Settling down with a Christmas tipple may be good for your health – but only if you're slim
Researchers have found moderate alcohol consumption may only be good for your heart if you are thin
Australian scientists found it increases the risk of heart disease in those with a BMI of more than 27.5Original studies on the health benefits of alcohol may be outdated, they say
11:26 GMT, 28 December 2012
The common assumption that a Christmas tipple is good for you may be wrong for most Britons
The common assumption that a couple of glasses of wine are good for you may be wrong for most Britons, new research reveals.
Scientists at Australia’s Curtin University have discovered that if you are overweight, far from boosting your heart’s health, moderate alcohol consumption may actually put it at risk.

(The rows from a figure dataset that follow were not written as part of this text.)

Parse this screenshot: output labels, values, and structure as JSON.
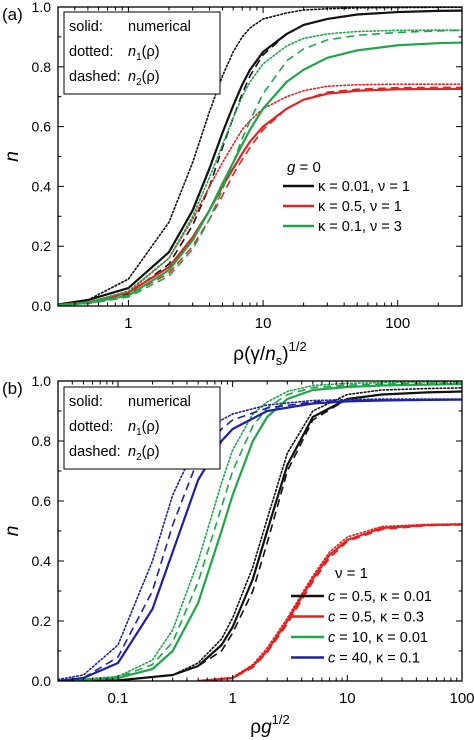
{
  "figure": {
    "panels": [
      {
        "panel_label": "(a)",
        "ylabel": "n",
        "xlabel": {
          "parts": [
            "ρ(γ/",
            "n",
            "s",
            ")",
            "1/2"
          ]
        },
        "notes": [
          {
            "left": "solid:",
            "right": "numerical"
          },
          {
            "left": "dotted:",
            "right": "n1(ρ)"
          },
          {
            "left": "dashed:",
            "right": "n2(ρ)"
          }
        ],
        "legend_title": "g = 0",
        "legend": [
          {
            "label": "κ = 0.01, ν = 1",
            "color": "#111111"
          },
          {
            "label": "κ = 0.5, ν = 1",
            "color": "#e32222"
          },
          {
            "label": "κ = 0.1, ν = 3",
            "color": "#1fa64a"
          }
        ]
      },
      {
        "panel_label": "(b)",
        "ylabel": "n",
        "xlabel": {
          "parts": [
            "ρ",
            "g",
            "1/2"
          ]
        },
        "notes": [
          {
            "left": "solid:",
            "right": "numerical"
          },
          {
            "left": "dotted:",
            "right": "n1(ρ)"
          },
          {
            "left": "dashed:",
            "right": "n2(ρ)"
          }
        ],
        "legend_title": "ν = 1",
        "legend": [
          {
            "label": "c = 0.5, κ = 0.01",
            "color": "#111111"
          },
          {
            "label": "c = 0.5, κ = 0.3",
            "color": "#e32222"
          },
          {
            "label": "c = 10, κ = 0.01",
            "color": "#1fa64a"
          },
          {
            "label": "c = 40, κ = 0.1",
            "color": "#1e22a0"
          }
        ]
      }
    ]
  },
  "chart_data": [
    {
      "type": "line",
      "panel": "(a)",
      "xscale": "log",
      "xlim": [
        0.3,
        300
      ],
      "ylim": [
        0.0,
        1.0
      ],
      "xticks": [
        1,
        10,
        100
      ],
      "xtick_labels": [
        "1",
        "10",
        "100"
      ],
      "yticks": [
        0.0,
        0.2,
        0.4,
        0.6,
        0.8,
        1.0
      ],
      "ytick_labels": [
        "0.0",
        "0.2",
        "0.4",
        "0.6",
        "0.8",
        "1.0"
      ],
      "grid": false,
      "series": [
        {
          "name": "κ = 0.01, ν = 1",
          "style": "solid",
          "color": "#111111",
          "x": [
            0.3,
            0.5,
            1,
            2,
            3,
            4,
            5,
            6,
            7,
            8,
            10,
            15,
            20,
            30,
            50,
            100,
            200,
            300
          ],
          "y": [
            0.005,
            0.02,
            0.06,
            0.18,
            0.32,
            0.46,
            0.58,
            0.67,
            0.74,
            0.79,
            0.85,
            0.91,
            0.94,
            0.96,
            0.975,
            0.983,
            0.987,
            0.988
          ]
        },
        {
          "style": "dotted",
          "color": "#111111",
          "x": [
            0.3,
            0.5,
            1,
            2,
            3,
            4,
            5,
            6,
            7,
            8,
            10,
            15,
            20,
            30,
            50,
            100,
            200,
            300
          ],
          "y": [
            0.005,
            0.02,
            0.09,
            0.28,
            0.48,
            0.65,
            0.77,
            0.85,
            0.9,
            0.93,
            0.96,
            0.98,
            0.99,
            0.994,
            0.997,
            0.998,
            0.999,
            0.999
          ]
        },
        {
          "style": "dashed",
          "color": "#111111",
          "x": [
            0.3,
            0.5,
            1,
            2,
            3,
            4,
            5,
            6,
            7,
            8,
            10,
            15,
            20,
            30,
            50,
            100,
            200,
            300
          ],
          "y": [
            0.004,
            0.012,
            0.04,
            0.14,
            0.27,
            0.4,
            0.53,
            0.63,
            0.71,
            0.77,
            0.84,
            0.91,
            0.94,
            0.96,
            0.975,
            0.983,
            0.987,
            0.988
          ]
        },
        {
          "name": "κ = 0.5, ν = 1",
          "style": "solid",
          "color": "#e32222",
          "x": [
            0.3,
            0.5,
            1,
            2,
            3,
            4,
            5,
            6,
            7,
            8,
            10,
            15,
            20,
            30,
            50,
            100,
            200,
            300
          ],
          "y": [
            0.004,
            0.012,
            0.045,
            0.13,
            0.23,
            0.32,
            0.4,
            0.46,
            0.51,
            0.55,
            0.6,
            0.66,
            0.69,
            0.71,
            0.72,
            0.725,
            0.726,
            0.726
          ]
        },
        {
          "style": "dotted",
          "color": "#e32222",
          "x": [
            0.3,
            0.5,
            1,
            2,
            3,
            4,
            5,
            6,
            7,
            8,
            10,
            15,
            20,
            30,
            50,
            100,
            200,
            300
          ],
          "y": [
            0.004,
            0.012,
            0.045,
            0.16,
            0.29,
            0.4,
            0.48,
            0.54,
            0.59,
            0.62,
            0.66,
            0.7,
            0.72,
            0.735,
            0.74,
            0.742,
            0.742,
            0.742
          ]
        },
        {
          "style": "dashed",
          "color": "#e32222",
          "x": [
            0.3,
            0.5,
            1,
            2,
            3,
            4,
            5,
            6,
            7,
            8,
            10,
            15,
            20,
            30,
            50,
            100,
            200,
            300
          ],
          "y": [
            0.003,
            0.01,
            0.035,
            0.11,
            0.2,
            0.29,
            0.37,
            0.44,
            0.49,
            0.53,
            0.59,
            0.66,
            0.69,
            0.715,
            0.725,
            0.73,
            0.731,
            0.731
          ]
        },
        {
          "name": "κ = 0.1, ν = 3",
          "style": "solid",
          "color": "#1fa64a",
          "x": [
            0.3,
            0.5,
            1,
            2,
            3,
            4,
            5,
            6,
            7,
            8,
            10,
            15,
            20,
            30,
            50,
            100,
            200,
            300
          ],
          "y": [
            0.003,
            0.01,
            0.035,
            0.12,
            0.22,
            0.32,
            0.41,
            0.48,
            0.54,
            0.59,
            0.66,
            0.75,
            0.79,
            0.83,
            0.855,
            0.872,
            0.879,
            0.881
          ]
        },
        {
          "style": "dotted",
          "color": "#1fa64a",
          "x": [
            0.3,
            0.5,
            1,
            2,
            3,
            4,
            5,
            6,
            7,
            8,
            10,
            15,
            20,
            30,
            50,
            100,
            200,
            300
          ],
          "y": [
            0.004,
            0.012,
            0.05,
            0.16,
            0.3,
            0.43,
            0.54,
            0.63,
            0.7,
            0.75,
            0.81,
            0.87,
            0.895,
            0.91,
            0.918,
            0.922,
            0.923,
            0.923
          ]
        },
        {
          "style": "dashed",
          "color": "#1fa64a",
          "x": [
            0.3,
            0.5,
            1,
            2,
            3,
            4,
            5,
            6,
            7,
            8,
            10,
            15,
            20,
            30,
            50,
            100,
            200,
            300
          ],
          "y": [
            0.003,
            0.008,
            0.03,
            0.1,
            0.19,
            0.29,
            0.39,
            0.48,
            0.56,
            0.62,
            0.71,
            0.82,
            0.86,
            0.89,
            0.905,
            0.915,
            0.92,
            0.922
          ]
        }
      ]
    },
    {
      "type": "line",
      "panel": "(b)",
      "xscale": "log",
      "xlim": [
        0.03,
        100
      ],
      "ylim": [
        0.0,
        1.0
      ],
      "xticks": [
        0.1,
        1,
        10,
        100
      ],
      "xtick_labels": [
        "0.1",
        "1",
        "10",
        "100"
      ],
      "yticks": [
        0.0,
        0.2,
        0.4,
        0.6,
        0.8,
        1.0
      ],
      "ytick_labels": [
        "0.0",
        "0.2",
        "0.4",
        "0.6",
        "0.8",
        "1.0"
      ],
      "grid": false,
      "series": [
        {
          "name": "c = 0.5, κ = 0.01",
          "style": "solid",
          "color": "#111111",
          "x": [
            0.03,
            0.1,
            0.3,
            0.5,
            0.8,
            1,
            1.5,
            2,
            3,
            5,
            10,
            20,
            50,
            100
          ],
          "y": [
            0.0,
            0.002,
            0.02,
            0.05,
            0.12,
            0.18,
            0.34,
            0.5,
            0.72,
            0.88,
            0.94,
            0.955,
            0.962,
            0.965
          ]
        },
        {
          "style": "dotted",
          "color": "#111111",
          "x": [
            0.03,
            0.1,
            0.3,
            0.5,
            0.8,
            1,
            1.5,
            2,
            3,
            5,
            10,
            20,
            50,
            100
          ],
          "y": [
            0.0,
            0.002,
            0.02,
            0.06,
            0.14,
            0.21,
            0.38,
            0.54,
            0.76,
            0.9,
            0.955,
            0.97,
            0.975,
            0.977
          ]
        },
        {
          "style": "dashed",
          "color": "#111111",
          "x": [
            0.03,
            0.1,
            0.3,
            0.5,
            0.8,
            1,
            1.5,
            2,
            3,
            5,
            10,
            20,
            50,
            100
          ],
          "y": [
            0.0,
            0.002,
            0.02,
            0.05,
            0.1,
            0.16,
            0.3,
            0.46,
            0.7,
            0.87,
            0.94,
            0.955,
            0.962,
            0.965
          ]
        },
        {
          "name": "c = 0.5, κ = 0.3",
          "style": "solid",
          "color": "#e32222",
          "x": [
            0.5,
            1,
            1.5,
            2,
            3,
            4,
            5,
            7,
            10,
            20,
            50,
            100
          ],
          "y": [
            0.0,
            0.01,
            0.05,
            0.1,
            0.2,
            0.28,
            0.34,
            0.42,
            0.47,
            0.51,
            0.52,
            0.522
          ]
        },
        {
          "style": "dotted",
          "color": "#e32222",
          "x": [
            0.5,
            1,
            1.5,
            2,
            3,
            4,
            5,
            7,
            10,
            20,
            50,
            100
          ],
          "y": [
            0.0,
            0.012,
            0.055,
            0.11,
            0.21,
            0.29,
            0.35,
            0.43,
            0.48,
            0.515,
            0.522,
            0.524
          ]
        },
        {
          "style": "dashed",
          "color": "#e32222",
          "x": [
            0.5,
            1,
            1.5,
            2,
            3,
            4,
            5,
            7,
            10,
            20,
            50,
            100
          ],
          "y": [
            0.0,
            0.009,
            0.045,
            0.095,
            0.19,
            0.27,
            0.33,
            0.41,
            0.465,
            0.505,
            0.518,
            0.52
          ]
        },
        {
          "name": "c = 10, κ = 0.01",
          "style": "solid",
          "color": "#1fa64a",
          "x": [
            0.03,
            0.1,
            0.2,
            0.3,
            0.5,
            0.8,
            1,
            1.5,
            2,
            3,
            5,
            10,
            20,
            50,
            100
          ],
          "y": [
            0.0,
            0.01,
            0.04,
            0.1,
            0.26,
            0.5,
            0.62,
            0.8,
            0.88,
            0.94,
            0.97,
            0.98,
            0.985,
            0.988,
            0.99
          ]
        },
        {
          "style": "dotted",
          "color": "#1fa64a",
          "x": [
            0.03,
            0.1,
            0.2,
            0.3,
            0.5,
            0.8,
            1,
            1.5,
            2,
            3,
            5,
            10,
            20,
            50,
            100
          ],
          "y": [
            0.0,
            0.015,
            0.07,
            0.17,
            0.4,
            0.66,
            0.77,
            0.89,
            0.93,
            0.965,
            0.985,
            0.992,
            0.995,
            0.997,
            0.998
          ]
        },
        {
          "style": "dashed",
          "color": "#1fa64a",
          "x": [
            0.03,
            0.1,
            0.2,
            0.3,
            0.5,
            0.8,
            1,
            1.5,
            2,
            3,
            5,
            10,
            20,
            50,
            100
          ],
          "y": [
            0.0,
            0.012,
            0.055,
            0.13,
            0.33,
            0.58,
            0.7,
            0.85,
            0.91,
            0.955,
            0.978,
            0.986,
            0.99,
            0.992,
            0.993
          ]
        },
        {
          "name": "c = 40, κ = 0.1",
          "style": "solid",
          "color": "#1e22a0",
          "x": [
            0.03,
            0.05,
            0.1,
            0.2,
            0.3,
            0.5,
            0.8,
            1,
            2,
            5,
            10,
            20,
            50,
            100
          ],
          "y": [
            0.0,
            0.01,
            0.06,
            0.24,
            0.43,
            0.67,
            0.8,
            0.84,
            0.9,
            0.925,
            0.932,
            0.935,
            0.937,
            0.938
          ]
        },
        {
          "style": "dotted",
          "color": "#1e22a0",
          "x": [
            0.03,
            0.05,
            0.1,
            0.2,
            0.3,
            0.5,
            0.8,
            1,
            2,
            5,
            10,
            20,
            50,
            100
          ],
          "y": [
            0.005,
            0.02,
            0.12,
            0.4,
            0.62,
            0.8,
            0.87,
            0.89,
            0.92,
            0.935,
            0.938,
            0.94,
            0.94,
            0.94
          ]
        },
        {
          "style": "dashed",
          "color": "#1e22a0",
          "x": [
            0.03,
            0.05,
            0.1,
            0.2,
            0.3,
            0.5,
            0.8,
            1,
            2,
            5,
            10,
            20,
            50,
            100
          ],
          "y": [
            0.0,
            0.01,
            0.08,
            0.3,
            0.52,
            0.74,
            0.84,
            0.87,
            0.91,
            0.93,
            0.935,
            0.937,
            0.938,
            0.938
          ]
        }
      ]
    }
  ]
}
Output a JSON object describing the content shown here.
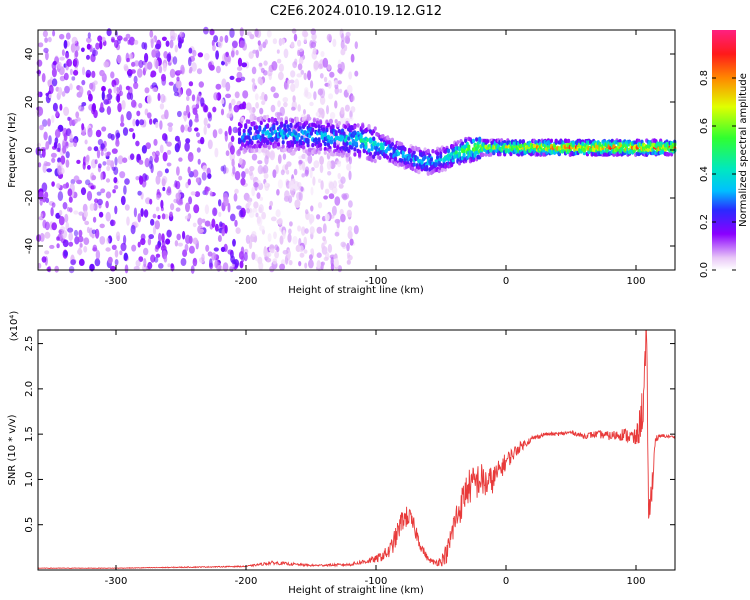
{
  "title": "C2E6.2024.010.19.12.G12",
  "chart_data": [
    {
      "type": "heatmap",
      "xlabel": "Height of straight line (km)",
      "ylabel": "Frequency (Hz)",
      "xlim": [
        -360,
        130
      ],
      "ylim": [
        -50,
        50
      ],
      "xticks": [
        -300,
        -200,
        -100,
        0,
        100
      ],
      "yticks": [
        -40,
        -20,
        0,
        20,
        40
      ],
      "colorbar": {
        "label": "Normalized spectral amplitude",
        "range": [
          0.0,
          1.0
        ],
        "ticks": [
          0.0,
          0.2,
          0.4,
          0.6,
          0.8
        ],
        "tick_labels": [
          "0.0",
          "0.2",
          "0.4",
          "0.6",
          "0.8"
        ]
      },
      "centerline": {
        "x": [
          -205,
          -180,
          -150,
          -130,
          -110,
          -100,
          -90,
          -80,
          -70,
          -60,
          -50,
          -40,
          -30,
          -20,
          -10,
          0,
          20,
          50,
          80,
          110,
          130
        ],
        "freq": [
          6,
          7,
          6,
          5,
          4,
          2,
          0,
          -2,
          -4,
          -5,
          -4,
          -2,
          0,
          1,
          1,
          1,
          1,
          1,
          1,
          1,
          1
        ],
        "amplitude": [
          0.3,
          0.35,
          0.35,
          0.35,
          0.45,
          0.45,
          0.4,
          0.35,
          0.35,
          0.4,
          0.35,
          0.5,
          0.6,
          0.65,
          0.6,
          0.65,
          0.75,
          0.8,
          0.85,
          0.8,
          0.75
        ]
      },
      "noise_region": {
        "x": [
          -360,
          -115
        ],
        "level": 0.2
      }
    },
    {
      "type": "line",
      "xlabel": "Height of straight line (km)",
      "ylabel": "SNR (10 * v/v)",
      "y_multiplier": "(x10⁴)",
      "xlim": [
        -360,
        130
      ],
      "ylim": [
        0,
        2.65
      ],
      "xticks": [
        -300,
        -200,
        -100,
        0,
        100
      ],
      "yticks": [
        0.5,
        1.0,
        1.5,
        2.0,
        2.5
      ],
      "ytick_labels": [
        "0.5",
        "1.0",
        "1.5",
        "2.0",
        "2.5"
      ],
      "color": "#e83a3a",
      "series": [
        {
          "x": [
            -360,
            -300,
            -250,
            -200,
            -180,
            -150,
            -120,
            -100,
            -90,
            -85,
            -80,
            -75,
            -70,
            -65,
            -60,
            -55,
            -50,
            -45,
            -40,
            -35,
            -30,
            -25,
            -20,
            -15,
            -10,
            -5,
            0,
            10,
            20,
            30,
            40,
            50,
            60,
            70,
            80,
            90,
            100,
            103,
            106,
            108,
            110,
            115,
            120,
            130
          ],
          "y": [
            0.02,
            0.02,
            0.03,
            0.04,
            0.08,
            0.05,
            0.06,
            0.12,
            0.2,
            0.35,
            0.55,
            0.6,
            0.45,
            0.25,
            0.12,
            0.08,
            0.1,
            0.2,
            0.5,
            0.7,
            0.9,
            0.95,
            1.0,
            0.95,
            1.0,
            1.1,
            1.2,
            1.35,
            1.45,
            1.5,
            1.5,
            1.52,
            1.48,
            1.5,
            1.48,
            1.5,
            1.45,
            1.6,
            1.9,
            2.6,
            0.5,
            1.45,
            1.48,
            1.47
          ],
          "noise_amplitude": [
            0.003,
            0.003,
            0.005,
            0.006,
            0.02,
            0.01,
            0.015,
            0.04,
            0.08,
            0.12,
            0.12,
            0.12,
            0.1,
            0.06,
            0.03,
            0.03,
            0.06,
            0.12,
            0.18,
            0.18,
            0.2,
            0.2,
            0.2,
            0.18,
            0.15,
            0.12,
            0.1,
            0.06,
            0.03,
            0.02,
            0.02,
            0.02,
            0.03,
            0.04,
            0.05,
            0.07,
            0.1,
            0.2,
            0.3,
            0.3,
            0.3,
            0.04,
            0.02,
            0.01
          ]
        }
      ]
    }
  ]
}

Writing in this month’s issue of the Australia and New Zealand Journal of Public Health, Dr Tim Lobstein and Professor Mike Daube acknowledged that previous studies show that a little alcohol may lower your risk of heart disease, while a lot will raise the risk.
However, the researchers in Perth were concerned that the data used in these studies had come from surveys undertaken more than 40 years ago when people were much slimmer than they are today.
Therefore, they believed that the findings may no longer stand.
Dr Lobstein, who is director of policy at the International Association for the Study of Obesity in London and who co-authored the research, said: ‘We were concerned that the findings from a previous generation may not apply to our modern, fatter population.
‘So we revisited the data in the classic Framingham Heart Study (a landmark study which identifies risk factors for heart disease), and examined the differences between slimmer and fatter men to see how the J-shaped curve held up.’
The researchers discovered that the health benefits still hold for slim men but not for those with a Body Mass Index above 27.5.
Healthcare professionals recommend that a healthy BMI is between 18.5 and 25.
The study comes at a time when the latest NHS figures show that 42 per cent of men and 32 per cent of women are overweight – they have a BMI of more than 25.
Furthermore, 26 per cent of adults in the UK are classed as obese because their BMI is more than 30.
Moderate alcohol consumption is not good for people with a BMI of more than 27.5
Research published in The Lancet last year showed that the average BMI for adults in the UK is currently 27.
Dr Lobstein said: ‘In effect, the standard advice about a small amount of alcohol being good for the heart doesn’t stack up for overweight men.
‘We will need to check other surveys and see if they show the same pattern, and we will need to check the data for women.
‘We know that apart from heart disease, other causes of disease are made worse by even small amounts of alcohol, including cancer, diabetes and stroke – the major chronic disease killers,’ he added.
‘For now, the advice has to be that there is no such thing as a beneficial level of consumption, especially if you are overweight.’
Other recent research has shown that wine could have additional health-giving properties.
Studies have indicated alcohol may raise levels of good cholesterol and be beneficial to blood vessels, while antioxidants in wine are thought to protect arteries.
Cardiologist Geoffrey Tofler, of the University of Sydney, has found that moderate wine drinkers have higher levels of HDL, the so-called ‘good cholesterol’.
His study of 3,000 people found that the platelets of people who drank three to six standard measures a week are much less likely to clump together in a way that could cause clotting.
Meanwhile, researchers at Leicester University also found that drinking a large glass of red wine each day could help prevent bowel cancer.
Their research showed that resveratrol, a substance found in the skin of red grapes, has cancer-fighting properties.
Just small quantities of the substance were shown to halve the growth of tumours.
Similarly, researchers at the University of Missouri discovered that resveratrol can make prostate tumour cells more susceptible to radiation treatment.